Sondrio , 09 novembre 2018   |  

Consumo suolo zero la Lombardia scende in campo

A fine 2019 saranno disponibili i primi dati del monitoraggio avviato dal 2014 sull'efficacia di queste azioni.

consumo suolo

Consumo di suolo zero entro il 2050. Una rigenerazione da concepirsi sempre più in termini territoriali. Più visione e più strumenti di aiuto ai processi e una governance che nasca dalla vocazione dei territori e sappia integrare le competenze. E' questa la 'rinnovata sussidiarietà' lombarda nella pianificazione urbanistica di cui si è parlato oggi al convegno 'Urbanistica nella Lombardia del futuro' alla presenza, tra gli altri, di Virginio Brivio, presidente Anci Lombardia, Pier Luigi Mottinelli, presidente Unione Province Lombarde e Philippe Daverio già docente di Design al Politecnico di Milano, a cui hanno preso parte stakeholder, tecnici, studiosi e rappresentanti degli enti locali.

Un convegno per fare il punto, dopo sei mesi di legislatura, su quanto è stato fatto e su quanto c'è ancora da fare. «Ora - ha specificato l'assessore - c'è la necessità di una programmazione urbanistica il più possibile ordinata, chiara e lungimirante, che sappia prevedere e programmare gli interventi che dovranno essere fatti da qui ai prossimi 20 o 30 anni. La parola chiave è rigenerazione urbana, sono ancora troppe le aree dismesse in Lombardia. Recuperarle è un'esigenza sia economica che sociale, perché in questo modo si eliminano potenziali aree di degrado».

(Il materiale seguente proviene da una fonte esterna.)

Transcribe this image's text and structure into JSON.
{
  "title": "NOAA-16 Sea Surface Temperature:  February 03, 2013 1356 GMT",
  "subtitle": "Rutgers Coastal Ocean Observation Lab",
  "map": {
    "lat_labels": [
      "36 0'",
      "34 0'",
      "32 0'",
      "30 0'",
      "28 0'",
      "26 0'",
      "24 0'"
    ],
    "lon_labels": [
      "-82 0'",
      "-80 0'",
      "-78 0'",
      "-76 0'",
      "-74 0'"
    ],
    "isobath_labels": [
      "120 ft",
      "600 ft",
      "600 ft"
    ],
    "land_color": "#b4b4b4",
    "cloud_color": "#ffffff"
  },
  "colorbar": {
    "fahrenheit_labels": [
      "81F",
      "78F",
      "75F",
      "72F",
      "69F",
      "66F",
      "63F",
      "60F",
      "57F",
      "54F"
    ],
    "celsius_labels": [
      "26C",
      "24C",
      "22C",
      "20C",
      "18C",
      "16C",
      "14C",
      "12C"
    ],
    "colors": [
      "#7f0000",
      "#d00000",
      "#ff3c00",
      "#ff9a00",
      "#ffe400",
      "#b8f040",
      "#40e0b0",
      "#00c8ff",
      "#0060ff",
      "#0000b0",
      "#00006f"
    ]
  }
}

La Lombardia è stata la prima Regione italiana a dotarsi, nel 2014, di una legge contro il consumo di suolo e ad elaborare un piano attuativo della stessa, il Piano Territoriale Regionale (PTR), che andrà in Aula per l'approvazione definitiva in Consiglio regionale il prossimo 19 Dicembre.

Già dall'approvazione della legge del 2014 non è possibile perciò aumentare il consumo di suolo oltre le previsioni contenute nei Piani di Governo del Territorio (PGT) dei Comuni, ossia 9000 ettari, che rappresentano la potenzialità massima di nuovo sviluppo su suolo libero, già del 50% superiore al fabbisogno abitativo residenziale. A fine 2019 saranno disponibili i primi dati del monitoraggio avviato dal 2014 sull'efficacia di queste azioni.